A legal contract between you and any company that stores or handles personal data on your behalf, like your hosting provider or database host. It says how they’ll protect that data and use it only as you instruct. Why it matters: under GDPR, if you collect personal data from EU users, you’re legally required to have a DPA with each processor. No DPA with your data host means you’re out of compliance the moment you collect a single EU email. See DPA vs. terms of service for why the two aren’t the same.

GDPR

The EU’s data protection law. It governs how you collect, store, and use personal data (anything that identifies a person: name, email, IP address) from people in the EU. Why it matters: it applies to you if you serve EU users, no matter where your company is. The basics are a lawful reason to hold the data, a privacy policy, DPAs with your processors, and a plan for when someone asks to see or delete their data.

Environment (dev, staging, production)

The different copies of your app. Production is the live one real users touch. Staging is a near-identical copy for testing changes safely. Dev is where a developer builds. Why it matters: you want to test changes in staging before they hit production, so a mistake breaks a test copy instead of your live business. Many vibe-coded apps have only production, which means every change is a live experiment.

Connection pooling

A way of sharing a limited number of database connections across many users, instead of opening a new one for every request. Why it matters: databases allow only so many connections at once. AI-built apps often open one per request and never close them, so the database hits its limit and everything stops the moment traffic picks up. Pooling (with a tool like PgBouncer) keeps that from happening on launch day.

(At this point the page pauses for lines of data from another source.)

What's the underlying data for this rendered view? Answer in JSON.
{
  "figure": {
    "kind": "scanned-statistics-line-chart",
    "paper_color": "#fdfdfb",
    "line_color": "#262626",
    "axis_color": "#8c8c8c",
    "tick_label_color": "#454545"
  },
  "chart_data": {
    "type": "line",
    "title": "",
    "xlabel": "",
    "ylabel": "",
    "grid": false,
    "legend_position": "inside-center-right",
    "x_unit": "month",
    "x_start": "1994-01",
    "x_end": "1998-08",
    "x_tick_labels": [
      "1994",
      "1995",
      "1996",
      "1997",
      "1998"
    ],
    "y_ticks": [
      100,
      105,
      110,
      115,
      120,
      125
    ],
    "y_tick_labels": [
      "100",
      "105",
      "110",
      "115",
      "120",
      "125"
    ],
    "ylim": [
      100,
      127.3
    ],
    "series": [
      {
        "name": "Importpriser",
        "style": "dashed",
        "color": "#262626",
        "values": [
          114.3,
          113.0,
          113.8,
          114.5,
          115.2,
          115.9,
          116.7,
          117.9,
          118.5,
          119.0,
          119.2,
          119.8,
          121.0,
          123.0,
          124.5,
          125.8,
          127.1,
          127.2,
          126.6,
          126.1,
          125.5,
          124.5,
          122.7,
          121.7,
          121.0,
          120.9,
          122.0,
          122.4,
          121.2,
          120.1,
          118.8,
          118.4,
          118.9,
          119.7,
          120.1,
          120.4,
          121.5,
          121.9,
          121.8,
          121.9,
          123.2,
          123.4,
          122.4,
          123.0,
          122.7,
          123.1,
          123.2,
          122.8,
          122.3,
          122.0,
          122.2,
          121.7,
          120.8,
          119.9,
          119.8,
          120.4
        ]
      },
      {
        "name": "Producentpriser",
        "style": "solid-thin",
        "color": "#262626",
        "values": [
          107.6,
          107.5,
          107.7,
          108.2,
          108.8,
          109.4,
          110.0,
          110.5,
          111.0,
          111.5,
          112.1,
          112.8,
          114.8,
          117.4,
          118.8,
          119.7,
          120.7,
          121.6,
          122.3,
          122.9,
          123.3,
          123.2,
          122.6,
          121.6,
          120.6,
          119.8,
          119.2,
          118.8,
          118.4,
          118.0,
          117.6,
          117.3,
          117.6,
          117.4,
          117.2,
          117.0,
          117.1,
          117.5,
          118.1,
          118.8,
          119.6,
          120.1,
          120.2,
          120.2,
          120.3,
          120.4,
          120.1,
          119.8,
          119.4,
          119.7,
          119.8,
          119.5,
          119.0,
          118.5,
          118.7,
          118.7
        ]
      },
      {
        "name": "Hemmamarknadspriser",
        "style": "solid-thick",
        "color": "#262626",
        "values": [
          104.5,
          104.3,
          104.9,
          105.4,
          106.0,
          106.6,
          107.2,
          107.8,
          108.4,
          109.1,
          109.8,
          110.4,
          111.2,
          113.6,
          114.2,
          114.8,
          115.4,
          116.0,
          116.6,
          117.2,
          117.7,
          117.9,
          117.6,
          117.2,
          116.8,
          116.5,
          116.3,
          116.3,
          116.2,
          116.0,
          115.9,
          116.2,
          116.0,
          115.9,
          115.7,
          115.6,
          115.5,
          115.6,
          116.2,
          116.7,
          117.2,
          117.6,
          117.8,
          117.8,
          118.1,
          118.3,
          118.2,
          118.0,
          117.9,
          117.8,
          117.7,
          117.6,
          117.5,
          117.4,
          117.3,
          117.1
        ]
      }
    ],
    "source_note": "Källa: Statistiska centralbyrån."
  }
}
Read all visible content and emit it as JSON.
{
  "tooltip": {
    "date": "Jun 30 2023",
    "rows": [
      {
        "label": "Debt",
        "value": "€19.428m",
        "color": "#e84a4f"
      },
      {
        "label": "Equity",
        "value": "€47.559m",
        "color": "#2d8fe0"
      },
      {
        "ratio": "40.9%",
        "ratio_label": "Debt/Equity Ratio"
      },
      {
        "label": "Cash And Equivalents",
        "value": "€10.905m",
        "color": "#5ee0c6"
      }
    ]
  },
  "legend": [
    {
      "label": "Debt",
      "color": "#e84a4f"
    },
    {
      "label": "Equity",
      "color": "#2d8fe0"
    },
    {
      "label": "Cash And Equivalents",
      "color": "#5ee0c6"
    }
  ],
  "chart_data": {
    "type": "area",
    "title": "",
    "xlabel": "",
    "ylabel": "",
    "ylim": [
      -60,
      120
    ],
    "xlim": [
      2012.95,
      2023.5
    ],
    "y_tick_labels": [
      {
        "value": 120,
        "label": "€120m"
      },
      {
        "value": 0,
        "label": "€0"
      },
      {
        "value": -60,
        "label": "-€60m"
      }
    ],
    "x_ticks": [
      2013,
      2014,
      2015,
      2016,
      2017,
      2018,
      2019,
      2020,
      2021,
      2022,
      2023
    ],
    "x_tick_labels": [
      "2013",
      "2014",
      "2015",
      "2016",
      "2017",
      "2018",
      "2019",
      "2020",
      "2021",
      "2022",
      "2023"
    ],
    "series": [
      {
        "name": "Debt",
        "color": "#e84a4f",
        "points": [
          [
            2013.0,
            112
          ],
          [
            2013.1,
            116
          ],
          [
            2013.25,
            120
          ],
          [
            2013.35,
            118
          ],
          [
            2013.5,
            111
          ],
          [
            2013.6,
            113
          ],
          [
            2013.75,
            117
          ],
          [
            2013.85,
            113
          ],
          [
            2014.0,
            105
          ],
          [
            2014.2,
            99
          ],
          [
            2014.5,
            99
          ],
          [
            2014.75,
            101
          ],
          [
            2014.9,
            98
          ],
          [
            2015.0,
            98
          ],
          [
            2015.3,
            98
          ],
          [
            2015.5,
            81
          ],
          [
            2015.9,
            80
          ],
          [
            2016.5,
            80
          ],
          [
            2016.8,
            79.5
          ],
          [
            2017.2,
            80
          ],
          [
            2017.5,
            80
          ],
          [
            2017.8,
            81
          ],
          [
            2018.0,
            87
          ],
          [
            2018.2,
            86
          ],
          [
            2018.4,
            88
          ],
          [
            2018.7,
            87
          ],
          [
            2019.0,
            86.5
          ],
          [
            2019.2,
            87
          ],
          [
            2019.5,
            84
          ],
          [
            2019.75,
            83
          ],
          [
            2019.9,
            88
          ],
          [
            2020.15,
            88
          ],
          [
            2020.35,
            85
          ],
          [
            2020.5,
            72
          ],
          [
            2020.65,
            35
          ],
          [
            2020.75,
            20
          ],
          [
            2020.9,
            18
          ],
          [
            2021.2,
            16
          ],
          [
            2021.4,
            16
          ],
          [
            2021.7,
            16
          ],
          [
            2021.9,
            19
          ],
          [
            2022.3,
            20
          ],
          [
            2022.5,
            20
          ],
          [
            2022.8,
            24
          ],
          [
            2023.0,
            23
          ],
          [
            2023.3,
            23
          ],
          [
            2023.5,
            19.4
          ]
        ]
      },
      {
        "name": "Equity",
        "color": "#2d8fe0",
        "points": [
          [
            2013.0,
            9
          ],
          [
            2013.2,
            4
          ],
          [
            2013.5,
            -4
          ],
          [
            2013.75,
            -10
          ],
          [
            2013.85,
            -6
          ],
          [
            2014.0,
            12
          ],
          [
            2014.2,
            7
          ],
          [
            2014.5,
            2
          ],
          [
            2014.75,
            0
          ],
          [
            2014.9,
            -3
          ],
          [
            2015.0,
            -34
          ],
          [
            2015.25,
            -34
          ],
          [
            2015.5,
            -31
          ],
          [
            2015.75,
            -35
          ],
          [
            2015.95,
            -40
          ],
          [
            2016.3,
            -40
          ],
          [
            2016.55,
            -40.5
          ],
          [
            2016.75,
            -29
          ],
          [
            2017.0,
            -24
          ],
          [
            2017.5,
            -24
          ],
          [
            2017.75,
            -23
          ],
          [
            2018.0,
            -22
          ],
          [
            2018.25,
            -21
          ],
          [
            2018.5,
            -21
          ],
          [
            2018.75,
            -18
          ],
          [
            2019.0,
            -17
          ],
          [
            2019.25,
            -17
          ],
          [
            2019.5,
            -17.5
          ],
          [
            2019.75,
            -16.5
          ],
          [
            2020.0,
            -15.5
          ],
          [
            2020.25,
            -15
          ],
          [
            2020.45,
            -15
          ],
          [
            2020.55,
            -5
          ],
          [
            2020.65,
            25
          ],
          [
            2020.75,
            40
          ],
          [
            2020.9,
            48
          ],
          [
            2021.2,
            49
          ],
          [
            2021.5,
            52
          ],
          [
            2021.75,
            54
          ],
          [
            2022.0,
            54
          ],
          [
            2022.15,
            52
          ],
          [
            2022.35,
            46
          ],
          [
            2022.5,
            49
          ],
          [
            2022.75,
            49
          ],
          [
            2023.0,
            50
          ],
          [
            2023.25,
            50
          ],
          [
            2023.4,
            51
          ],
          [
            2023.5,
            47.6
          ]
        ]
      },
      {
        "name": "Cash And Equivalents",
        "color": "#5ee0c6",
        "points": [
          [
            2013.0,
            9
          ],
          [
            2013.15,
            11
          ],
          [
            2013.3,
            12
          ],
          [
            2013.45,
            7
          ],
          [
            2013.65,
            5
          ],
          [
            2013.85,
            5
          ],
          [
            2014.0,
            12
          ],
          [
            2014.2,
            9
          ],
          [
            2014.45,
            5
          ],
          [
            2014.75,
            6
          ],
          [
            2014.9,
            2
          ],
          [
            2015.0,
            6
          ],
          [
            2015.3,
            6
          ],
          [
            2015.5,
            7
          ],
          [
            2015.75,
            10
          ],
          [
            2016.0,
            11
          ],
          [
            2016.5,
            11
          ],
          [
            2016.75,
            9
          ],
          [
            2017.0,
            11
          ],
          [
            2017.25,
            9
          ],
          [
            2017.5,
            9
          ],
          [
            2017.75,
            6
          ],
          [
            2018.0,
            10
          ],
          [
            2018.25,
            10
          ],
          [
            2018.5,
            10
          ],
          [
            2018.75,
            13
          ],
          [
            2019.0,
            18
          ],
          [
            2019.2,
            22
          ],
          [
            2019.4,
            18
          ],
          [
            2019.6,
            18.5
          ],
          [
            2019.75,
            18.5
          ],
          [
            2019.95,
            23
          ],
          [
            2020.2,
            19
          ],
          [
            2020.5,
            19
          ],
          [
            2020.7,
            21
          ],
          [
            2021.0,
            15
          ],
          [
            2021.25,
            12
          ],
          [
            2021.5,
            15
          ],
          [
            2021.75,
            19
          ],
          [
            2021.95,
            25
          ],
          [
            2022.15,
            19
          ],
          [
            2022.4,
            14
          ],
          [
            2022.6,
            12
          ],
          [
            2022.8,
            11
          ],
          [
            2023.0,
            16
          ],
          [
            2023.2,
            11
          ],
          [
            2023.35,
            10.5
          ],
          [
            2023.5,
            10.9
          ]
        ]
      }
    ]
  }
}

A note for the lawyer in the room

If you’re the legal advisor being handed a vibe-coded app to review, the terms that carry legal weight are DPA, GDPR, and, underneath them, RLS and backup/restore. The technical question “can users see each other’s data” is also a legal question about data breaches. The question “can we recover deleted data” ties to data integrity duties. You don’t need to read the code. You do need to confirm those four are handled, in writing.

Or, we do it for you

If reading this list mostly told you how many of these you haven’t sorted out, that’s normal, and fixable. A free Stackbastion audit checks your app against every term above and hands you a plain-language report of what’s solid and what’s a gap, with no jargon and no obligation.

FAQ

Is vibe coding “real” programming?

Yes, the output is real code running a real app. The difference is who wrote the lines: an AI, guided by your prompts, instead of a person typing them. That makes building faster and more accessible, but it doesn’t remove the need for the production basics in this glossary. The app doesn’t know it was vibe-coded, and neither do your users or the GDPR regulator.

Which of these terms actually matter for a small launch?

For any launch with real users: backup/restore, API keys and env vars, and RLS. Those three cover “can we recover,” “are our secrets safe,” and “can users see each other’s data.” If you serve EU users, add DPA and GDPR. The rest (staging, pooling, PITR) matter more as you grow, but they’re worth understanding early so you know what you’re deferring.

My developer uses these words but I still don’t get it. Is that a problem?

It’s a signal to slow down, not a reason to feel behind. A good developer can explain each of these in one sentence a founder understands, exactly like this glossary does. If yours can’t, or won’t, that’s worth noting: the person running your app should be able to tell you plainly what’s protecting your data. Ask them to define these terms in your words.

Do I need to memorize all of this?

No. Bookmark it and pull it up when a term comes up. The goal isn’t to make you a developer, it’s to let you follow a technical conversation and ask “do we have RLS?” or “have we tested a restore?” without feeling lost. Those two questions alone will catch most of the serious problems in a vibe-coded app.